TÜV Rheinland soll Frauen in Brustimplantate-Skandal entschädigen

Brustimplantate

Im Skandal um mangelhafte Brustimplantate des französischen Herstellers PIP können geschädigte Frauen auf Schadenersatz von jeweils mehreren tausend Euro hoffen. Das Pariser Berufungsgericht verurteilte den TÜV Rheinland am Donnerstag zu Entschädigungszahlungen an hunderte Klägerinnen, weil er die schadhaften Prothesen für unbedenklich erklärt hatte. Gegen das Urteil sind Rechtsmittel möglich.

Der Skandal war vor elf Jahren aufgeflogen. Im März 2010 stellten die französischen Gesundheitsbehörden erstmals fest, dass die Brustimplantate von Poly Implant Prothèse (PIP) überdurchschnittlich oft rissen und nur mit billigem Industrie-Silikon gefüllt waren. Der TÜV hatte sie als unbedenklich zertifiziert.

In dem Urteil hieß es, der TÜV und seine französische Tochtergesellschaft seien verantwortlich für eine Reihe von „Versäumnissen (…) in der Ausübung der Qualitätsüberwachung“ der Silikonkissen. Die Vorinstanz hatte den TÜV dagegen entlastet.

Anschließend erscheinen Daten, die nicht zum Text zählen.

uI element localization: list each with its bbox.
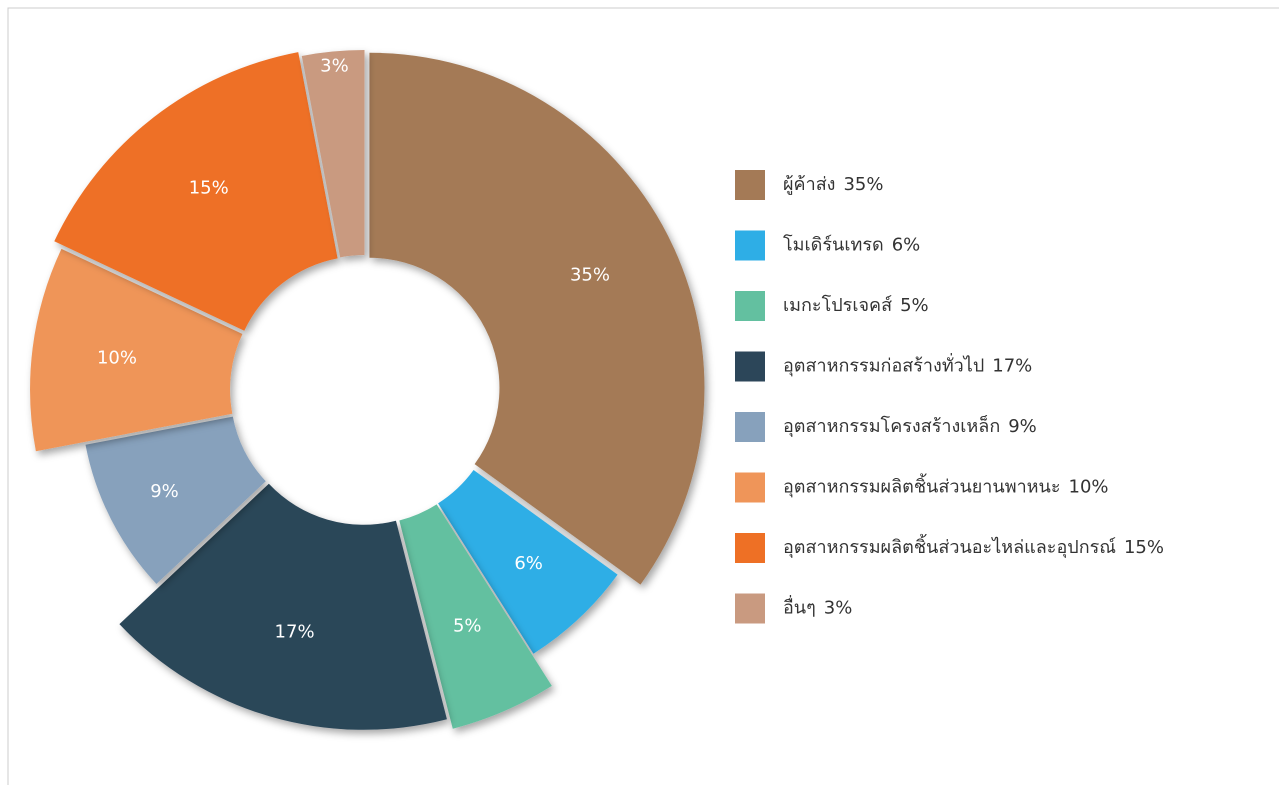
slice — [399, 504, 552, 729]
legend-name: อื่นๆ — [783, 595, 816, 619]
donut: 35% 6% 5% 17% 9% 10% 15% 3% — [30, 50, 705, 730]
legend-label: โมเดิร์นเทรด 6% — [783, 234, 920, 256]
frame — [7, 7, 1279, 785]
legend-swatch — [735, 291, 765, 321]
legend-name: เมกะโปรเจคส์ — [783, 294, 892, 316]
legend-swatch — [735, 351, 765, 382]
slice-label: 9% — [150, 481, 179, 502]
legend-label: อุตสาหกรรมผลิตชิ้นส่วนยานพาหนะ 10% — [783, 474, 1109, 498]
slice-label: 3% — [320, 55, 349, 76]
legend-label: อุตสาหกรรมก่อสร้างทั่วไป 17% — [783, 353, 1032, 377]
slice-label: 15% — [189, 178, 229, 199]
slice — [30, 248, 243, 452]
legend-name: ผู้ค้าส่ง — [783, 174, 835, 195]
legend-value: 35% — [843, 174, 883, 195]
slice — [438, 470, 618, 654]
legend-label: เมกะโปรเจคส์ 5% — [783, 294, 929, 316]
legend-label: อุตสาหกรรมผลิตชิ้นส่วนอะไหล่และอุปกรณ์ 15… — [783, 534, 1164, 558]
slice — [54, 52, 338, 331]
legend-name: อุตสาหกรรมโครงสร้างเหล็ก — [783, 414, 1000, 437]
slice-label: 10% — [97, 348, 137, 369]
legend: ผู้ค้าส่ง 35% โมเดิร์นเทรด 6% เมกะโปรเจคส์ 5%… — [735, 170, 1164, 624]
legend-label: ผู้ค้าส่ง 35% — [783, 174, 884, 195]
legend-value: 17% — [992, 356, 1032, 377]
legend-label: อื่นๆ 3% — [783, 595, 852, 619]
slice-label: 35% — [570, 264, 610, 285]
legend-swatch — [735, 412, 765, 442]
legend-swatch — [735, 230, 765, 261]
legend-name: อุตสาหกรรมผลิตชิ้นส่วนอะไหล่และอุปกรณ์ — [783, 534, 1116, 558]
legend-value: 15% — [1124, 537, 1164, 558]
legend-name: อุตสาหกรรมก่อสร้างทั่วไป — [783, 353, 984, 377]
legend-value: 9% — [1008, 416, 1037, 437]
legend-swatch — [735, 472, 765, 503]
slice — [301, 50, 365, 258]
legend-swatch — [735, 533, 765, 563]
legend-value: 3% — [824, 598, 853, 619]
slice — [85, 416, 266, 584]
legend-swatch — [735, 593, 765, 624]
slice-label: 17% — [275, 621, 315, 642]
slice-label: 6% — [514, 553, 543, 574]
legend-name: โมเดิร์นเทรด — [783, 234, 884, 256]
slice — [119, 483, 447, 730]
legend-name: อุตสาหกรรมผลิตชิ้นส่วนยานพาหนะ — [783, 474, 1061, 498]
legend-label: อุตสาหกรรมโครงสร้างเหล็ก 9% — [783, 414, 1037, 437]
legend-value: 6% — [892, 235, 921, 256]
slice-label: 5% — [453, 615, 482, 636]
legend-value: 10% — [1069, 477, 1109, 498]
legend-swatch — [735, 170, 765, 200]
legend-value: 5% — [900, 295, 929, 316]
slice — [369, 52, 705, 585]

Das Urteil des Berufungsgerichts räume „alle Zweifel an der Verantwortung des TÜV endgültig aus“, erklärte der Opferanwalt Olivier Aumaître. „Nach zehnjährigem Warten und harten Kämpfen muss die deutsche Prüfstelle die Opfer nun vollständig entschädigen.“

Die Klägerinnen in diesem Verfahren stammen überwiegend aus Großbritannien und Südamerika. Die britische Klägerin Jan Spivey sagte dem Sender BBC, sie habe jahrelang unter Schmerzen in der Brust und Kopfschmerzen gelitten, bis feststand, dass die Kissen Silikon in ihren Körper abgaben und entfernt wurden. „Die Prothesen wurden mir vor 20 Jahren eingepflanzt, und beeinträchtigen mein Leben noch heute“, betonte sie.

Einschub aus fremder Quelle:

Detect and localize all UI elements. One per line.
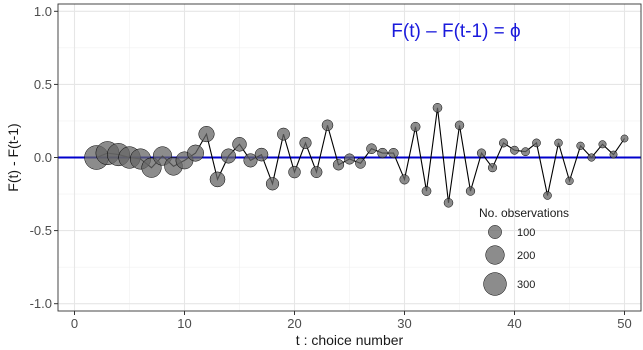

Nach der Urteilsbegründung können Frauen, die nachweislich einen körperlichen Schaden und Angstzustände erlitten haben, auf bis zu 6000 Euro Entschädigung hoffen. Die genaue Summe muss jeweils individuell mit Hilfe von Expertisen festgelegt werden. In dem Skandal trugen weltweit geschätzte 400.000 Frauen gesundheitliche Schäden davon, auch in Deutschland waren tausende betroffen.

Der TÜV nannte das Urteil unvereinbar mit früheren Gerichtsentscheidungen. Er betonte zudem, die Klagen vieler Frauen seien abgewiesen worden. Dem Urteil zufolge ist ein Teil der insgesamt 2500 Klagen unzulässig.

Der TÜV sieht sich selbst als „Opfer des Betrugs“ durch den Hersteller PIP. Der PIP-Gründer Jean-Claude Mas starb 2019, seine Firma ist pleite. „Weil PIP zahlungsunfähig ist, wird nun gegen den TÜV vorgegangen“, hatte eine Anwältin des Überwachungsvereins gesagt. Von 2001 bis 2010 hatte PIP weltweit rund eine Million der minderwertigen Implantate verkauft.

In dem Fall gab es bereits eine ganze Reihe von Prozessen gegen den TÜV Rheinland. In Deutschland urteilte der Bundesgerichtshof im Februar 2020, eine Haftung des Überwachungsvereins komme zumindest theoretisch in Betracht.

Auch in Frankreich gibt es mehrere Verfahrensstränge. Zuletzt hatte das Berufungsgericht im südfranzösischen Aix-en-Provence im Februar der Klage von rund 13.500 Frauen stattgegeben und eine Schadenersatzforderung von mehr als 40 Millionen Euro gegen den TÜV Rheinland bestätigt. Der Überwachungsverein legte dagegen Revision beim Pariser Kassationsgericht als oberster französischer Instanz ein.

Ein Berufungsgericht in Versailles entschied dagegen in einem anderen Verfahren im Januar zu Gunsten des TÜVs. Es wies eine Klage von rund 400 Frauen ab.